Childbirth typically occurs around 40 weeks from the start of the last menstrual period, a span known as gestational age. This is just over nine months. Counting by fertilization age instead, the length is about 38 weeks.
What is the difference between an embryo and a fetus in pregnancy?
An embryo is the developing offspring during roughly the first ten weeks of gestational age, when cells differentiate into body systems. After about ten weeks of gestation, which is eight weeks after conception, it becomes a fetus. At that stage the fetus is about 30 mm long and its heartbeat is visible on ultrasound.
How are the three trimesters of pregnancy divided?
Pregnancy is divided into three trimesters of approximately three months each. The first trimester ends around week 12 to 14, the second trimester ends around week 27 to 28, and the third trimester lasts until childbirth. Miscarriage risk is highest during the first trimester.
When can a fetus feel pain and become conscious during pregnancy?
Minimal consciousness, dreaming, and the ability to feel pain emerge around 30 weeks of gestation. Electrical brain activity is first detected at the end of week 5, but this is primitive neural activity rather than conscious thought, and synapses do not begin to form until week 17.
How many maternal deaths result from pregnancy complications each year?

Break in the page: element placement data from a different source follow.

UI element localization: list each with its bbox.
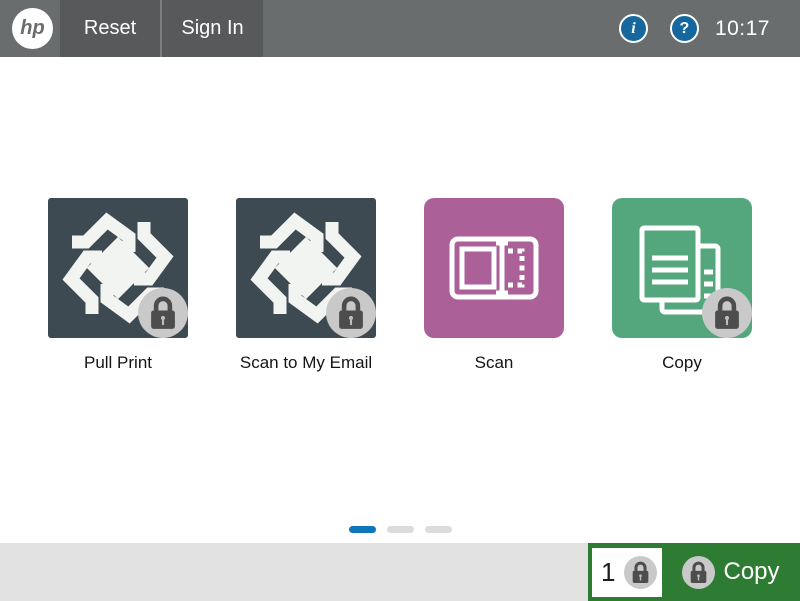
- copy-action-bar: 1 Copy: [588, 543, 800, 601]
- tile-copy[interactable]: [612, 198, 752, 338]
- clock: 10:17: [715, 17, 770, 41]
- copy-button-label: Copy: [723, 558, 779, 586]
- tile-scan[interactable]: [424, 198, 564, 338]
- tile-scan-to-my-email[interactable]: [236, 198, 376, 338]
- top-bar: hp Reset Sign In i ? 10:17: [0, 0, 800, 57]
- hp-logo-text: hp: [20, 17, 44, 40]
- copy-count-value: 1: [601, 557, 615, 588]
- page-indicator-dot-1[interactable]: [349, 526, 376, 533]
- help-icon-glyph: ?: [680, 20, 690, 38]
- scan-icon: [424, 198, 564, 338]
- tile-label-scan-to-my-email: Scan to My Email: [216, 353, 396, 373]
- lock-badge-icon: [702, 288, 752, 338]
- topbar-status-area: i ? 10:17: [619, 0, 770, 57]
- info-icon-glyph: i: [631, 20, 635, 38]
- tile-label-copy: Copy: [592, 353, 772, 373]
- lock-icon: [682, 556, 715, 589]
- page-indicator-dot-2[interactable]: [387, 526, 414, 533]
- lock-badge-icon: [326, 288, 376, 338]
- copy-button[interactable]: Copy: [662, 543, 800, 601]
- printer-home-screen: hp Reset Sign In i ? 10:17: [0, 0, 800, 601]
- hp-logo[interactable]: hp: [12, 8, 53, 49]
- lock-badge-icon: [138, 288, 188, 338]
- sign-in-button[interactable]: Sign In: [162, 0, 263, 57]
- tile-pull-print[interactable]: [48, 198, 188, 338]
- tile-label-scan: Scan: [404, 353, 584, 373]
- page-indicator-dot-3[interactable]: [425, 526, 452, 533]
- lock-icon: [624, 556, 657, 589]
- page-indicator: [0, 526, 800, 533]
- tile-label-pull-print: Pull Print: [28, 353, 208, 373]
- info-icon[interactable]: i: [619, 14, 648, 43]
- reset-button[interactable]: Reset: [60, 0, 160, 57]
- copy-count-field[interactable]: 1: [592, 548, 662, 597]
- help-icon[interactable]: ?: [670, 14, 699, 43]
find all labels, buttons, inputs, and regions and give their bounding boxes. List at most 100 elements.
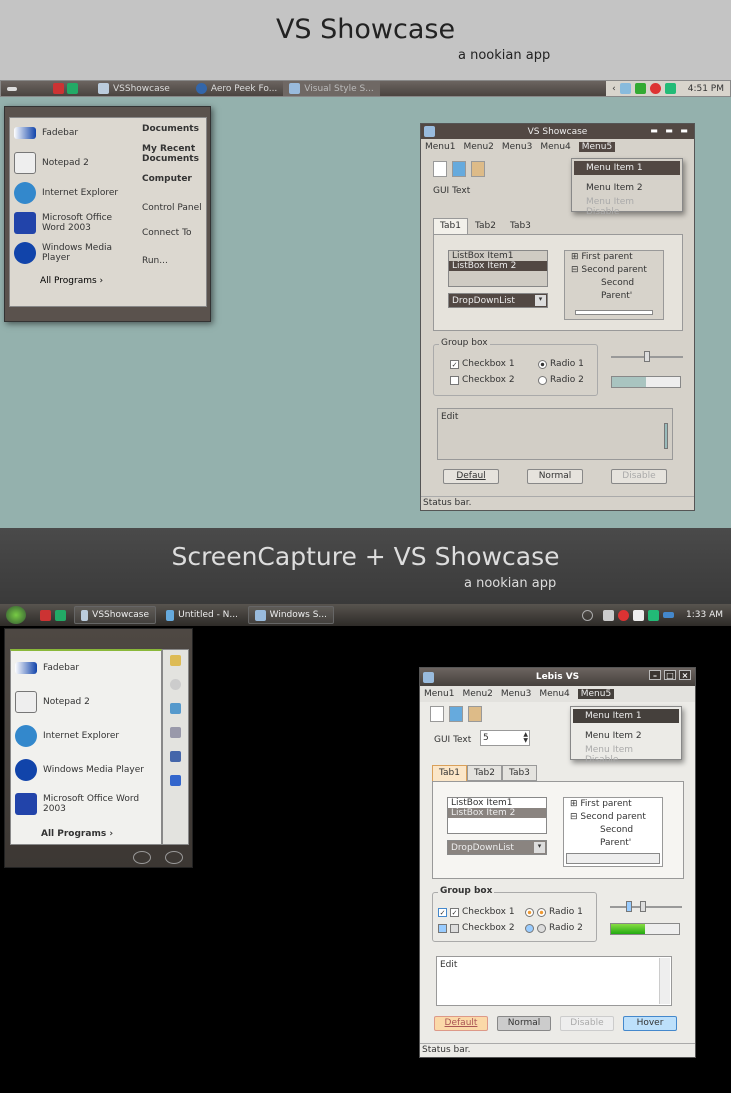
power-button[interactable]: [165, 851, 183, 864]
menu4[interactable]: Menu4: [540, 142, 570, 152]
checkbox-2[interactable]: Checkbox 2: [438, 923, 515, 933]
music-icon[interactable]: [170, 679, 181, 690]
start-item-word[interactable]: Microsoft Office Word 2003: [11, 787, 161, 821]
minimize-button[interactable]: ▬: [648, 126, 660, 136]
menu4[interactable]: Menu4: [539, 689, 569, 699]
listbox-item[interactable]: ListBox Item 2: [449, 261, 547, 271]
all-programs[interactable]: All Programs ›: [10, 268, 140, 286]
menu-item-2[interactable]: Menu Item 2: [574, 181, 680, 195]
menu-item-1[interactable]: Menu Item 1: [574, 161, 680, 175]
chevron-down-icon[interactable]: ▾: [534, 842, 545, 853]
signal-icon[interactable]: [603, 609, 614, 621]
tree-item[interactable]: ⊟ Second parent: [564, 811, 662, 824]
start-item-notepad[interactable]: Notepad 2: [11, 685, 161, 719]
menu-item-1[interactable]: Menu Item 1: [573, 709, 679, 723]
start-item-ie[interactable]: Internet Explorer: [10, 178, 140, 208]
battery-icon[interactable]: [664, 83, 676, 94]
close-button[interactable]: ▬: [678, 126, 690, 136]
taskbar-item[interactable]: Aero Peek Fo...: [190, 81, 283, 96]
menu1[interactable]: Menu1: [425, 142, 455, 152]
slider-thumb[interactable]: [640, 901, 646, 912]
volume-muted-icon[interactable]: [618, 609, 629, 621]
close-button[interactable]: ×: [679, 670, 691, 680]
tree-item[interactable]: Second Parent': [564, 824, 662, 848]
menu2[interactable]: Menu2: [463, 142, 493, 152]
start-item-connect[interactable]: Connect To: [142, 228, 192, 238]
dropdown-list[interactable]: ▾ DropDownList: [448, 293, 548, 308]
radio-1[interactable]: Radio 1: [525, 907, 583, 917]
checkbox-1[interactable]: ✓ ✓ Checkbox 1: [438, 907, 515, 917]
taskbar-item[interactable]: VSShowcase: [92, 81, 176, 96]
normal-button[interactable]: Normal: [497, 1016, 551, 1031]
dropdown-list[interactable]: ▾ DropDownList: [447, 840, 547, 855]
chevron-down-icon[interactable]: ▾: [535, 295, 546, 306]
scrollbar[interactable]: [664, 423, 668, 449]
menu5[interactable]: Menu5: [578, 142, 616, 152]
slider-thumb[interactable]: [626, 901, 632, 912]
tab-2[interactable]: Tab2: [468, 218, 503, 234]
network-icon[interactable]: [619, 83, 631, 94]
network-icon[interactable]: [663, 612, 674, 618]
shield-icon[interactable]: [633, 609, 644, 621]
tray-expand-icon[interactable]: [582, 609, 593, 621]
start-item-run[interactable]: Run...: [142, 256, 168, 266]
maximize-button[interactable]: ▬: [663, 126, 675, 136]
quicklaunch-icon[interactable]: [53, 83, 64, 94]
radio-2[interactable]: Radio 2: [525, 923, 583, 933]
checkbox-2[interactable]: Checkbox 2: [450, 375, 515, 385]
paste-icon[interactable]: [471, 161, 485, 177]
start-item-recent[interactable]: My Recent Documents: [142, 144, 202, 164]
all-programs[interactable]: All Programs ›: [11, 821, 161, 839]
listbox-item[interactable]: ListBox Item 2: [448, 808, 546, 818]
taskbar-item[interactable]: Untitled - N...: [159, 606, 245, 624]
tree-item[interactable]: Second Parent': [565, 277, 663, 301]
treeview[interactable]: ⊞ First parent ⊟ Second parent Second Pare…: [563, 797, 663, 867]
slider[interactable]: [610, 901, 682, 912]
default-button[interactable]: Default: [434, 1016, 488, 1031]
battery-icon[interactable]: [648, 609, 659, 621]
start-item-fadebar[interactable]: Fadebar: [10, 118, 140, 148]
tree-item[interactable]: ⊟ Second parent: [565, 264, 663, 277]
slider[interactable]: [611, 351, 683, 362]
checkbox-1[interactable]: ✓ Checkbox 1: [450, 359, 515, 369]
menu2[interactable]: Menu2: [462, 689, 492, 699]
menu-item-2[interactable]: Menu Item 2: [573, 729, 679, 743]
start-button[interactable]: [1, 81, 23, 96]
computer-icon[interactable]: [170, 703, 181, 714]
hover-button[interactable]: Hover: [623, 1016, 677, 1031]
taskbar-item[interactable]: Windows S...: [248, 606, 334, 624]
clock[interactable]: 1:33 AM: [686, 610, 723, 620]
horizontal-scrollbar[interactable]: [566, 853, 660, 864]
listbox-item[interactable]: ListBox Item1: [449, 251, 547, 261]
edit-box[interactable]: Edit: [437, 408, 673, 460]
start-item-notepad[interactable]: Notepad 2: [10, 148, 140, 178]
minimize-button[interactable]: –: [649, 670, 661, 680]
scrollbar[interactable]: [659, 958, 670, 1004]
radio-1[interactable]: Radio 1: [538, 359, 584, 369]
normal-button[interactable]: Normal: [527, 469, 583, 484]
listbox[interactable]: ListBox Item1 ListBox Item 2: [448, 250, 548, 287]
default-button[interactable]: Defaul: [443, 469, 499, 484]
tab-3[interactable]: Tab3: [503, 218, 538, 234]
start-item-word[interactable]: Microsoft Office Word 2003: [10, 208, 140, 238]
maximize-button[interactable]: □: [664, 670, 676, 680]
start-item-control-panel[interactable]: Control Panel: [142, 203, 202, 213]
quicklaunch-icon[interactable]: [40, 609, 51, 621]
new-icon[interactable]: [433, 161, 447, 177]
start-item-computer[interactable]: Computer: [142, 174, 192, 184]
edit-icon[interactable]: [449, 706, 463, 722]
tray-expand-icon[interactable]: ‹: [612, 84, 616, 94]
taskbar-item[interactable]: Visual Style S...: [283, 81, 380, 96]
tab-3[interactable]: Tab3: [501, 765, 537, 781]
quicklaunch-icon[interactable]: [55, 609, 66, 621]
tab-2[interactable]: Tab2: [466, 765, 502, 781]
listbox[interactable]: ListBox Item1 ListBox Item 2: [447, 797, 547, 834]
start-item-wmp[interactable]: Windows Media Player: [10, 238, 140, 268]
start-item-fadebar[interactable]: Fadebar: [11, 651, 161, 685]
menu5[interactable]: Menu5: [577, 689, 615, 699]
radio-2[interactable]: Radio 2: [538, 375, 584, 385]
menu3[interactable]: Menu3: [502, 142, 532, 152]
start-orb[interactable]: [6, 606, 26, 624]
tab-1[interactable]: Tab1: [433, 218, 468, 234]
start-item-documents[interactable]: Documents: [142, 124, 199, 134]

In 2016, complications of pregnancy resulted in 230,600 maternal deaths, down from 377,000 deaths in 1990. Common causes include bleeding, infections, hypertensive diseases of pregnancy, obstructed labour, and pregnancy with abortive outcome.
Why do doctors recommend waiting until 39 weeks before delivery?
Babies born between 39 and 41 weeks of gestation, called full term, have better outcomes than those born before or after. Delivery before 39 weeks raises the risk of complications including underdeveloped lungs, feeding problems, and jaundice, so induction or caesarean before 39 weeks is not recommended unless medically required.
Which countries had the highest and lowest fertility rates in 2024?
The total fertility rate in 2024 was estimated highest in Niger at 6.64 children per woman and lowest in South Korea at 1.12 children per woman. Pregnancy rates differ by country and region, influenced by cultural, social, and religious norms, access to contraception, and education.